Opinion
No. T-178.
March 8, 1974.
Appeal from the Circuit Court, Duval County, Gordon A. Duncan, Jr., J.
Louis O. Frost, Jr., Public Defender; and James O. Brecher, Asst. Public Defender, for appellant.
Robert L. Shevin, Atty. Gen., and Richard W. Prospect, Asst. Atty. Gen., for appellee.
This is an appeal from an order of the Circuit Court of Duval County, Florida, Juvenile Division, in which the appellant herein, a fifteen-year old girl, was adjudged delinquent based upon testimony in support of a petition filed by an assistant state attorney in which the appellant was alleged to have been a "delinquent child" in that she had wilfully resisted, obstructed, and opposed two police officers in executing process and lawful execution of a legal duty, to wit: to arrest said appellant upon a charge of assault and battery upon said police officers, and from the denial of a motion for a new trial.
This Court has carefully read and reviewed the record on appeal, briefs and oral argument, and we are astonished to find that the two police officers would have loaned their support in charging this child with assault and battery, much less with resisting arrest. There was no evidence produced from which a legal arrest could have been justified. The child was in her own room in a closet in her mother's home or at least where the mother and appellant's sister and brothers were living. The officers testified that the child was in a closet and not doing anything, except that she refused to come out and talk to the police officers. She was not violating any law nor had the officers been advised of any violation of law. The testimony from one officer was that the child tried to kick him when he tried to drag her from the closet, but that she never touched him. The other officer testified that the child did kick and scratch and bite his fellow officer, which testimony was contrary to what the first officer testified to. Nowhere was there testimony that the child was arrested or for what. The child did resist the officers in their efforts to remove her from her room and in being forced into the police car. This is the resist that is used in the petition before the Court. The total evidence of value was as outlined supra. The evidence so given made it clear that there was no justified cause for arrest; that no arrest was in fact made, as testified to by both officers; that the only thing the child did upon which they could have adjudged the child delinquent was the fact that the child did not want the officers to take her from her room. This was not enough to sustain the petition. In fact, the testimony refuted the petition when viewed in its totality. The trial court should have reprimanded the police officers instead of adjudging the child a delinquent.
The order appealed from is hereby reversed with directions that custody of the appellant under that order be forthwith terminated.

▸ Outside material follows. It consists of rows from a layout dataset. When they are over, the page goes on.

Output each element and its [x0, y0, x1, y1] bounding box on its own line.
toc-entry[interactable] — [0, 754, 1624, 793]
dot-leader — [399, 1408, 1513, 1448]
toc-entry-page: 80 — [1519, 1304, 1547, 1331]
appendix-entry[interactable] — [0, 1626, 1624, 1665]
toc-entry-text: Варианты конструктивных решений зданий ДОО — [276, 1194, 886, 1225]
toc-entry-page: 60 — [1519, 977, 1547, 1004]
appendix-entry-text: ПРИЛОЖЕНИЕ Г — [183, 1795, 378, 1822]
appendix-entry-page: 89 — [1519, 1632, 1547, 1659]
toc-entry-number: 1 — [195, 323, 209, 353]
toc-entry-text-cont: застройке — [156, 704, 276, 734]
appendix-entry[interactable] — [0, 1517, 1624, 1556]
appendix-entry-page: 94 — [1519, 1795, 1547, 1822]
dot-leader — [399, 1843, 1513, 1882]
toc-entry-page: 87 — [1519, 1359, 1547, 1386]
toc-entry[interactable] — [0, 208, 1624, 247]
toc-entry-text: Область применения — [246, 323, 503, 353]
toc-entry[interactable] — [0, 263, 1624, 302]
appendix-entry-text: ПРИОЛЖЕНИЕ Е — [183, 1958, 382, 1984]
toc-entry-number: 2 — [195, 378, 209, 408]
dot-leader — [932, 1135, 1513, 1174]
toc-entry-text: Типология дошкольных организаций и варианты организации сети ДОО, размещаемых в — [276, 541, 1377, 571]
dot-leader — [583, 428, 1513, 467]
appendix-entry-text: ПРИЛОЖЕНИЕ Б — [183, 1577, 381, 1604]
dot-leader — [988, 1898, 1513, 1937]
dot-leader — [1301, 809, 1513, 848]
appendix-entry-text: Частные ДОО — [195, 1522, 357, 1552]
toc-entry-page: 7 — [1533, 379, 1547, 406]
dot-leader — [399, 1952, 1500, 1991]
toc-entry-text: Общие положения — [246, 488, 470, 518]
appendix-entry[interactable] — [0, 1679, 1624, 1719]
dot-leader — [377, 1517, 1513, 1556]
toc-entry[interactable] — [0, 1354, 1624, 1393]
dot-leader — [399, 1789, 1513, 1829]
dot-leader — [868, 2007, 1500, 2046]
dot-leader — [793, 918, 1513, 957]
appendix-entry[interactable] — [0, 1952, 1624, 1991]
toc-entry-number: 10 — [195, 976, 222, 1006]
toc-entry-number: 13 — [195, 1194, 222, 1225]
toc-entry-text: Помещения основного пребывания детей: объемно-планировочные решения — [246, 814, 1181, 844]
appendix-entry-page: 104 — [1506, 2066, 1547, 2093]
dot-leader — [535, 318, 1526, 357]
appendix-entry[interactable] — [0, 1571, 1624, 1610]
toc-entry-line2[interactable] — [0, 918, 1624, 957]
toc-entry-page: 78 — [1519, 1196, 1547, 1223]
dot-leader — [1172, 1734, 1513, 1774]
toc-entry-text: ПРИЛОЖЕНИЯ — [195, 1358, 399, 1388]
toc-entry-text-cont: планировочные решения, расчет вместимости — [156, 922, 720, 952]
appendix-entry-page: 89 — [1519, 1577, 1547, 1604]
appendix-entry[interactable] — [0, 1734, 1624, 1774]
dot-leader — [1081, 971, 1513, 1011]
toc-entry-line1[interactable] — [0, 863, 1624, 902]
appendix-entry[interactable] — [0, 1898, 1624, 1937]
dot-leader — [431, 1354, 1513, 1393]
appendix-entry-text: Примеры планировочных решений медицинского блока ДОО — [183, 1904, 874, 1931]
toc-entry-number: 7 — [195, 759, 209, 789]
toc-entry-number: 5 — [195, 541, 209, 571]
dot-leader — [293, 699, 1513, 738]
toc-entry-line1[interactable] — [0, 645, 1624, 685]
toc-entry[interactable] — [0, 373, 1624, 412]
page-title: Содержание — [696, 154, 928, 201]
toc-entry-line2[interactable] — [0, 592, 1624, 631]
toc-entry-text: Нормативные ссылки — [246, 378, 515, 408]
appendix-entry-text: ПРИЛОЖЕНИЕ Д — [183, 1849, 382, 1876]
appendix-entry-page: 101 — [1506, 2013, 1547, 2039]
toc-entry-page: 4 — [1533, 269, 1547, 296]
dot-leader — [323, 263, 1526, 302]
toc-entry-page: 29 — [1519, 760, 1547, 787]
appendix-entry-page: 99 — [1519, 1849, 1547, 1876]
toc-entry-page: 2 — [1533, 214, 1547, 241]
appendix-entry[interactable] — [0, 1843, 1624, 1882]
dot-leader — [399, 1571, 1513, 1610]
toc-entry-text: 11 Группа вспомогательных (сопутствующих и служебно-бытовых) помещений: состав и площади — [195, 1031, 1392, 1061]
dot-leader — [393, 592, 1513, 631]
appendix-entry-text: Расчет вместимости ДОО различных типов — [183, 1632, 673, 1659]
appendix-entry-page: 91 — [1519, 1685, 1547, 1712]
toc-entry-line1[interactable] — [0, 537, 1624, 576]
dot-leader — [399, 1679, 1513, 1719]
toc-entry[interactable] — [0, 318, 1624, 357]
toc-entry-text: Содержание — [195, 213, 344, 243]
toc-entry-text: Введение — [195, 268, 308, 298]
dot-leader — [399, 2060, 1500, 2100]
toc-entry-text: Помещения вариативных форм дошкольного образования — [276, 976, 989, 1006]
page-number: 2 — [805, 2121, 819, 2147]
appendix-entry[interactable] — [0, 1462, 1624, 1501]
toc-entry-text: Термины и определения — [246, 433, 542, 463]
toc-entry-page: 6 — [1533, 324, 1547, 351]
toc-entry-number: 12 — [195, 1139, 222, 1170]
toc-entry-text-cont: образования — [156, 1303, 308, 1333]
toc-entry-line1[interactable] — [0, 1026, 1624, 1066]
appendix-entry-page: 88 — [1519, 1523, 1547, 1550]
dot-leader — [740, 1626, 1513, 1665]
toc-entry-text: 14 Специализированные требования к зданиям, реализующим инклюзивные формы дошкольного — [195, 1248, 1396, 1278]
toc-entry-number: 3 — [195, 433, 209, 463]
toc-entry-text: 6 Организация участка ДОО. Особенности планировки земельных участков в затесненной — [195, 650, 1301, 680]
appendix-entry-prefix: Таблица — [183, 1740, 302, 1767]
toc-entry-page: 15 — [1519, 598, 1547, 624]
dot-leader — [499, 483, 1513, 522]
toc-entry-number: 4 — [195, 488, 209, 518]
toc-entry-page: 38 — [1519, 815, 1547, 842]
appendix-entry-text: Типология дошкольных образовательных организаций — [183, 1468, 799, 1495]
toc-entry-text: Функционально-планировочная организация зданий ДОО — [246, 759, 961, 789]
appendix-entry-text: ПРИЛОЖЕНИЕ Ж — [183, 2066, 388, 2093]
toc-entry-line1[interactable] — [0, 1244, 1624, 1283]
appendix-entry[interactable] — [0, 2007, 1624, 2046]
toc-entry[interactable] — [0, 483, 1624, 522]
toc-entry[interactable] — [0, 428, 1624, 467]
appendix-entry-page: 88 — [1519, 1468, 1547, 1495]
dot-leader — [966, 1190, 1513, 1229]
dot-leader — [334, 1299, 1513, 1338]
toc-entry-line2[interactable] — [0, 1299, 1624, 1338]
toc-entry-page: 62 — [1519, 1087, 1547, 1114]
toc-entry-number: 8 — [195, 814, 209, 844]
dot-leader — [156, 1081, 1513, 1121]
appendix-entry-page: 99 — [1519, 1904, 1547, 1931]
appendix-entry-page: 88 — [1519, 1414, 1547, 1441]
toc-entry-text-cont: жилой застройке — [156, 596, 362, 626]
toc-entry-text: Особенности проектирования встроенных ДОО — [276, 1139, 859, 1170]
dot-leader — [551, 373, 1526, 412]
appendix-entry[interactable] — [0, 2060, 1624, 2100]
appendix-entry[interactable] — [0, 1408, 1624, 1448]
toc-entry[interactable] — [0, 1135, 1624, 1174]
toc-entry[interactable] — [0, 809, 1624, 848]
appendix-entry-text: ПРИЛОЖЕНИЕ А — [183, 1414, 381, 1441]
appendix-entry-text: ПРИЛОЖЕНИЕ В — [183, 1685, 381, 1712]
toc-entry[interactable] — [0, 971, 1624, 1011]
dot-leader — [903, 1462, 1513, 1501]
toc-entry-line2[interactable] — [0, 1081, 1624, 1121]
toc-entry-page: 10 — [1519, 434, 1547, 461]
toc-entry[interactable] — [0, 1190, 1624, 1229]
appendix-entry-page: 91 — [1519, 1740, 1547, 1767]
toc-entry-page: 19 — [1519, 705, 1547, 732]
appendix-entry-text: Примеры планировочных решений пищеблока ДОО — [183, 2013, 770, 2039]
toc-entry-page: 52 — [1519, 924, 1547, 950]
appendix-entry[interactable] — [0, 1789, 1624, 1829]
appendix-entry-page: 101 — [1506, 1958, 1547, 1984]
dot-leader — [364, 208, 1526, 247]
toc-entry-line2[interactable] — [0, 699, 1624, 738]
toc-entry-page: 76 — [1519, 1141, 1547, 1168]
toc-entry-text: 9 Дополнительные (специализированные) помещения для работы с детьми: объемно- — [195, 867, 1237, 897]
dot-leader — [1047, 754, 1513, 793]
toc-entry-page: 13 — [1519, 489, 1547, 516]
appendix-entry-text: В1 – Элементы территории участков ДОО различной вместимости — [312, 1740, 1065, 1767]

So far as the record before us shows, the appellant has been in the Juvenile Court Detention Unit for almost a year, and we have no way of knowing what the living conditions with the appellant's mother might be. We do not therefore determine whether or not the child might possibly be adjudicated a dependent child as distinguished from a delinquent child. That issue is not before us but we are anxious that the welfare of the child be protected.
Reversed with directions.
BOYER, J., specially concurs.
SPECTOR, Acting C.J., dissents.
I concur in the reversal. It is obvious that one cannot be guilty of resisting arrest when there was no arrest to resist; therefore, a fortiori, there could be no basis for arresting the appellant for "resisting arrest" when there had been no arrest nor attempt to arrest. However, I cannot concur in the criticism of the police officers. I feel that they properly responded to the call by the child's mother and that they were within the bonds of their duties and responsibilities in attempting to induce the child to leave the closet and her room. Failing, however, in those laudable endeavors they should not have physically arrested her and forced her into the police car in the absence of a proper charge; and, as stated above, a charge of resisting an arrest which had not been either attempted or accomplished was not a proper charge. Although I feel the officers were properly discharging their duties in responding to the mother's plea, upon being unable to induce voluntary cooperation from the appellant, and there being no legal cause for arrest, they were relegated to only making an appropriate report to the juvenile division.
I respectfully dissent from the majority opinion herein.
In my view, a fifteen-year-old child who kicks, scratches and bites a police officer when he is attempting to assist the child's mother in asserting her personal responsibility to control the child can for such conduct be adjudicated a delinquent.
I would affirm the judgment reviewed herein.